Comparison of population-based vs hospital- or clinic-based studies by WHO (1973) grade (all stages).
The data presented in this report are derived from a geographic location in the continental USA with high incidence and mortality rates from bladder cancer [29
], and this could potentially limit the generalizability of the findings. New Hampshire is less industrialized and more uniformly Caucasian in population than many other states. Further, this study was undertaken in the context of a larger study exploring possible environmental influences, including arsenic, on the high incidence of bladder cancer. This could possibly explain the high percentage of cases of urothelial carcinoma in situ in this study in comparison to other studies ( and ); this effect could be related to an excessive environmental exposure, e.g. to arsenic, but this requires further investigation. It is conceivable, although unlikely, that the similarity of the results to those of Holmäng et al. [14
] from Scandinavia could in part be related to similar ethnic mix, levels of industrialization, lifestyle or other demographic characteristics, rather than to the population-based character of the study population. Future analyses to evaluate potential histological patterns associated with exposure history may provide helpful etiological clues.
The exclusion from the present study of patients older than 74 years means that the population cannot be described as completely non-selected. The age range was determined by the criteria used for an epidemiological case-control study [16
]. The rationale for exclusion was based on the facts that not only do response rates tend to be lower among older patients, but also the diagnoses of cancer may be obscured and hence underreported among older patients in whom multiple diagnoses coexist. In the present data, no marked differences in histological characteristics by age were detected.
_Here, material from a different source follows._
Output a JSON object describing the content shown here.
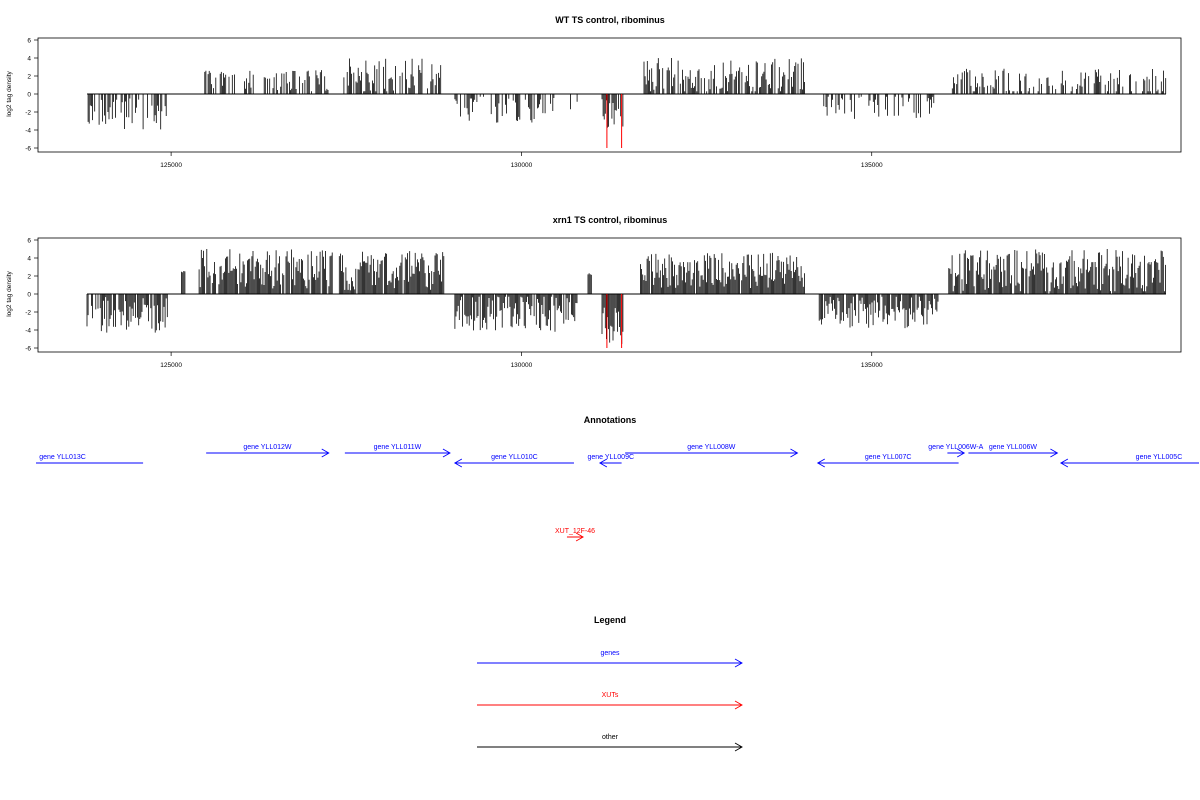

In another study, the mean age at diagnosis of a stage T2 cancer was 75 years [14
], while the mean ages for Ta and T1 tumors were 70 and 73 years, respectively. Thus, the possibility cannot be excluded that omission of cases in patients older than 74 years in the current study could have led to an underestimation of advanced (stage 2 or greater) disease.
Another limitation is that in this study about 10% of bladder cases diagnosed during the study period could not be retrieved. Although there is no reason to suspect a hidden selection bias, this possibility cannot be completely excluded. In addition, the pathological review of cases by a single pathologist maximizes uniformity of diagnostic criteria and standardization, but may result in subjectivity and an idiosyncratic detection bias. The published diagnostic criteria of the WHO/ISUP classification system, however, have been profusely illustrated and described in unusual detail; this was done expressly to reduce diagnostic variability and subjectivity [18
]. Also, the similarity of the data to those of other studies with a population-based design [14
] suggests similar application of diagnostic criteria. In addition, internal checks for intraobserver variability supported the intrastudy stability of diagnoses.
In conclusion, this study provides grading and staging data from the time of initial bladder cancer diagnosis that cannot be derived from selected, hospital-based population studies. Thus, a considerably higher proportion of non-invasive and low-grade urothelial tumors, and a much lower percentage of muscle-invasive tumors likely exist in the general population than what is inferred from clinical or hospital referral-based patient series.